John Farrell returns to the scene of the crime this evening, coming back to the place where he cut his teeth as a manager. Needless to say he’ll receive anything but a warm welcome, as some are attending this game for the sole purpose to give Farrell a piece of their mind.


Not very often does one person alone bring people down to the ballpark, but tonight will be the exception to the rule. In previous years, some former Blue Jays have received their fair share of jeers, but often times it wasn’t all that warranted.

The most recent one I can recall was Alex Rios’ return at the Blue Jays Home Opener in 2009. The funny thing the Blue Jays were the ones that traded him away, and yet he was booed as if he asked for a trade. Let’s not forget … Alex Rios being dealt to the White Sox lead to Jose Bautista becoming the everyday right fielder.

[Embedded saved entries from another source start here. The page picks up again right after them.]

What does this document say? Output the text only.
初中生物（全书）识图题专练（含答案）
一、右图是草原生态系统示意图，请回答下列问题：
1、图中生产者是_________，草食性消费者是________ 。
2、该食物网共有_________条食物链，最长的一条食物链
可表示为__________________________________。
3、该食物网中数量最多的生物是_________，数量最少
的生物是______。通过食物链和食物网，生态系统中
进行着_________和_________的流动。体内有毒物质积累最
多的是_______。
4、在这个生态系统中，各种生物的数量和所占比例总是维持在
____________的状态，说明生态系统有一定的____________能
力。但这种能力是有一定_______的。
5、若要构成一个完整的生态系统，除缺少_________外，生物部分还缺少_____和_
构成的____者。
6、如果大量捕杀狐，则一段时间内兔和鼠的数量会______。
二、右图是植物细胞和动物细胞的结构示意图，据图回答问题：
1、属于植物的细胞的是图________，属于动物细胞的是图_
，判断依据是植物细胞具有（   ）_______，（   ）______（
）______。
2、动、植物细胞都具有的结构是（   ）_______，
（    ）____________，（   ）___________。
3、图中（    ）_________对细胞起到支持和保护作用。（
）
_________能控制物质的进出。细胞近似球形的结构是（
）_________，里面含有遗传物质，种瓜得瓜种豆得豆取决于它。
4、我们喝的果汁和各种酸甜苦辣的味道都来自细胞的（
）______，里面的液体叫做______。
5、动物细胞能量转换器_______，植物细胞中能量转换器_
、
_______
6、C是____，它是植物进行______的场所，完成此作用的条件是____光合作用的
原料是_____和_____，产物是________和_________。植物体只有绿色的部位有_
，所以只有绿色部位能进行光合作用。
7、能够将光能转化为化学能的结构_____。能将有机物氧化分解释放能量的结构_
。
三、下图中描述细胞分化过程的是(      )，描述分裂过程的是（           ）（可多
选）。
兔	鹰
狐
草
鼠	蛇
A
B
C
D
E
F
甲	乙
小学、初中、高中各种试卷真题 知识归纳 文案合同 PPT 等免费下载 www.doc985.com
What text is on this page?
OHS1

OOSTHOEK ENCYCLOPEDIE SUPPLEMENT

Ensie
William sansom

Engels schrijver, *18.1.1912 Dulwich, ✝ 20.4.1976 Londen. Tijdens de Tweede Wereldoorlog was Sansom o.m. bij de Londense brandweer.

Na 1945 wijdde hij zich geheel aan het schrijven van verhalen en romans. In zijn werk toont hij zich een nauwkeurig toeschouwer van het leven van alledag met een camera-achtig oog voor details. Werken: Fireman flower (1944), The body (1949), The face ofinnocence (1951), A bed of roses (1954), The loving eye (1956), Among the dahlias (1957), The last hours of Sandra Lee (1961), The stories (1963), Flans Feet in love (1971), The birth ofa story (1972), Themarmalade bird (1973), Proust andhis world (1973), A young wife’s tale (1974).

Then there was A.J. Burnett, who opted out of the final two years of his contract with the Blue Jays could test free agency. To be honest, at the time I harboured a little anger towards Burnett for the decision, but frankly now I can’t blame him for doing what he did.

Despite the dislike for former Blue Jays like Alex Rios, A.J. Burnett and even Eric Hinske, it pales in comparison for the vitriol that exists for John Farrell. The difference is the disdain for John Farrell is completely warranted.

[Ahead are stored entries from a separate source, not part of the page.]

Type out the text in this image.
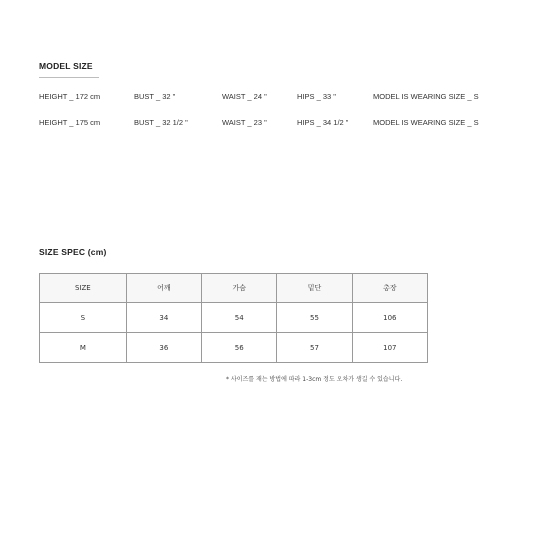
MODEL SIZE
HEIGHT _ 172 cm	BUST _ 32 "	WAIST _ 24 "	HIPS _ 33 "	MODEL IS WEARING SIZE _ S
HEIGHT _ 175 cm	BUST _ 32 1/2 "	WAIST _ 23 "	HIPS _ 34 1/2 "	MODEL IS WEARING SIZE _ S
SIZE SPEC (cm)
SIZE	어깨	가슴	밑단	총장
S	34	54	55	106
M	36	56	57	107
* 사이즈를 재는 방법에 따라 1-3cm 정도 오차가 생길 수 있습니다.
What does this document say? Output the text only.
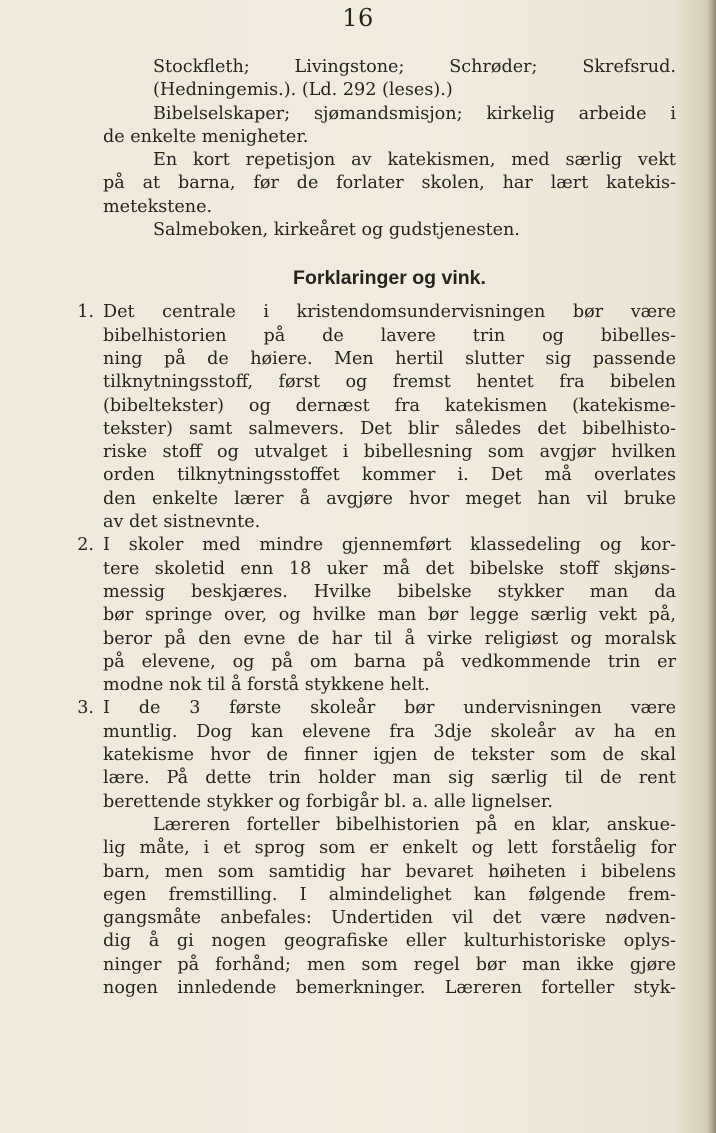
16
Stockfleth; Livingstone; Schrøder; Skrefsrud.
(Hedningemis.). (Ld. 292 (leses).)
Bibelselskaper; sjømandsmisjon; kirkelig arbeide i
de enkelte menigheter.
En kort repetisjon av katekismen, med særlig vekt
på at barna, før de forlater skolen, har lært katekis-
metekstene.
Salmeboken, kirkeåret og gudstjenesten.
Forklaringer og vink.
1. Det centrale i kristendomsundervisningen bør være
bibelhistorien på de lavere trin og bibelles-
ning på de høiere. Men hertil slutter sig passende
tilknytningsstoff, først og fremst hentet fra bibelen
(bibeltekster) og dernæst fra katekismen (katekisme-
tekster) samt salmevers. Det blir således det bibelhisto-
riske stoff og utvalget i bibellesning som avgjør hvilken
orden tilknytningsstoffet kommer i. Det må overlates
den enkelte lærer å avgjøre hvor meget han vil bruke
av det sistnevnte.
2. I skoler med mindre gjennemført klassedeling og kor-
tere skoletid enn 18 uker må det bibelske stoff skjøns-
messig beskjæres. Hvilke bibelske stykker man da
bør springe over, og hvilke man bør legge særlig vekt på,
beror på den evne de har til å virke religiøst og moralsk
på elevene, og på om barna på vedkommende trin er
modne nok til å forstå stykkene helt.
3. I de 3 første skoleår bør undervisningen være
muntlig. Dog kan elevene fra 3dje skoleår av ha en
katekisme hvor de finner igjen de tekster som de skal
lære. På dette trin holder man sig særlig til de rent
berettende stykker og forbigår bl. a. alle lignelser.
Læreren forteller bibelhistorien på en klar, anskue-
lig måte, i et sprog som er enkelt og lett forståelig for
barn, men som samtidig har bevaret høiheten i bibelens
egen fremstilling. I almindelighet kan følgende frem-
gangsmåte anbefales: Undertiden vil det være nødven-
dig å gi nogen geografiske eller kulturhistoriske oplys-
ninger på forhånd; men som regel bør man ikke gjøre
nogen innledende bemerkninger. Læreren forteller styk-
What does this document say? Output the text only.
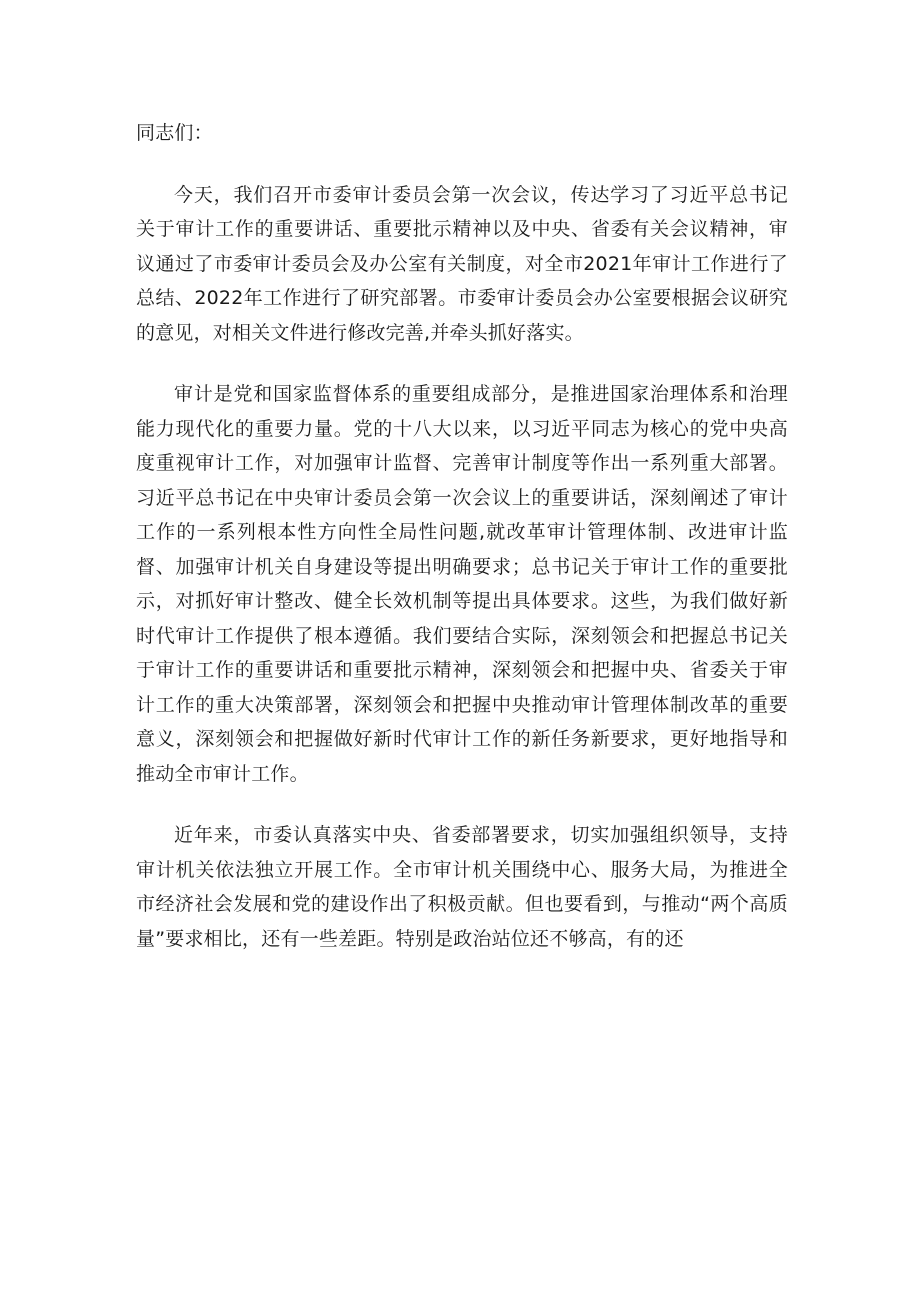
同志们：

今天，我们召开市委审计委员会第一次会议，传达学习了习近平总书记关于审计工作的重要讲话、重要批示精神以及中央、省委有关会议精神，审议通过了市委审计委员会及办公室有关制度，对全市2021年审计工作进行了总结、2022年工作进行了研究部署。市委审计委员会办公室要根据会议研究的意见，对相关文件进行修改完善,并牵头抓好落实。

审计是党和国家监督体系的重要组成部分，是推进国家治理体系和治理能力现代化的重要力量。党的十八大以来，以习近平同志为核心的党中央高度重视审计工作，对加强审计监督、完善审计制度等作出一系列重大部署。习近平总书记在中央审计委员会第一次会议上的重要讲话，深刻阐述了审计工作的一系列根本性方向性全局性问题,就改革审计管理体制、改进审计监督、加强审计机关自身建设等提出明确要求；总书记关于审计工作的重要批示，对抓好审计整改、健全长效机制等提出具体要求。这些，为我们做好新时代审计工作提供了根本遵循。我们要结合实际，深刻领会和把握总书记关于审计工作的重要讲话和重要批示精神，深刻领会和把握中央、省委关于审计工作的重大决策部署，深刻领会和把握中央推动审计管理体制改革的重要意义，深刻领会和把握做好新时代审计工作的新任务新要求，更好地指导和推动全市审计工作。

近年来，市委认真落实中央、省委部署要求，切实加强组织领导，支持审计机关依法独立开展工作。全市审计机关围绕中心、服务大局，为推进全市经济社会发展和党的建设作出了积极贡献。但也要看到，与推动“两个高质量”要求相比，还有一些差距。特别是政治站位还不够高，有的还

Whether Farrell wants to admit it or not, he essentially turned his back on the Blue Jays. I can’t quite pinpoint the exact moment his heart left Toronto for Boston, but you could argue that it was never in Toronto in the first place.

It may have been difficult for Alex Anthopoulos to sniff that out in John Farrell’s initial interview with the Blue Jays, but AA must have had some inkling that Farrell would at some point want to head back to Boston down the line.

Perhaps the front office was a little preoccupied with hiring the next big baseball mind rather than going for the guy who was the best fit for the job. Anthopoulos even noted that the second time around, he went with his gut in hiring John Gibbons.

In retrospect, looking back at some of the events that transpired with the Blue Jays last year, it’s clearly that John Farrell lost control of the clubhouse. So when players like Omar Vizquel were taking flack for not stepping up and policing the team, the finger should really have been pointed squarely at John Farrell.

One thing I wanted to ask Alex Anthopoulos at the State of the Franchise back in January is “what was the tipping point was for the 2012 season”. I wanted to know what the catalyst was for the blockbuster trade with the Marlins and the acquisition of R.A. Dickey.


What was the one thing that set it all off? Personally, I believe it was the John Farrell trade that set the wheels in motion.

It wasn’t necessarily one of the lowest points in the Toronto Blue Jays franchise, but the optics of it were horrible. 2012 was a season where anything that could do wrong, did go wrong; and the cherry on top was John Farrell all but asking for a trade to division rival.

Things don’t get much worse than that.

But maybe that low point in the franchise was the catalyst for everything else that happened this offseason. Because the Blue Jays certainly owed it to the fans to go out and do something after that nightmare of a season and the Farrell debacle.

I think the reason why so people have so much hate for John Farrell is not that he took the Blue Jays manager job in the first place, but that he pit the Blue Jays and Red Sox against each other for his services.

Farrell put the Blue Jays in an impossible situation; either they had to carry on with a manager who clearly didn’t want to be there, or they had to trade him away to the Boston Red Sox.


John Farrell simply used the Blue Jays as a stepping stone to get to his dream job in Boston. And that kind of move deserves every boo, jeer and hiss it gets this evening … and beyond.

For the first time in a long time, there is a certified villain in Blue Jays Land; and his name is John Edward Farrell.

Ian Hunter

Ian has been writing about the Toronto Blue Jays since 2007. He enjoyed the tail-end of the Roy Halladay era and vividly remembers the Alex Rodriguez "mine" incident. He'll also retell the story of Game 5 of the 2015 ALDS to his kids for the next 20 years.

4 thoughts on “John Farrell: Public Enemy Number One

  • April 5, 2013 at 3:22 pm

    I think some people may have forgotten that Rios has made some comments regarding Toronto as an unideal environment. He made comments regarding how it was a hockey only town. Also there was the incident where he cussed out a young fan wanting his autograph.

  • April 5, 2013 at 3:31 pm

    If you want to compare what Farrell's probably going to hear tonight to another reception Toronto fans have given a returning former hero, you have to look a few blocks down the street. Vince Carter. That's what it's going to be tonight.

  • April 5, 2013 at 5:34 pm

    When the Sox were trying to get Farrell, the talk I heard a lot was that maybe they should wait until he was fired. That he wasn't doing well, the team didn't want him, and maybe the Sox should be rethinking a guy Toronto didn't want. Was that not the case? Or was all that a reaction to Farrell wanting out it the first place?

    • April 6, 2013 at 8:04 pm

      It really is hard to say … regardless of what happened, I don't think the Blue Jays would ever have fired Farrell, mostly because they knew the Red Sox wanted him.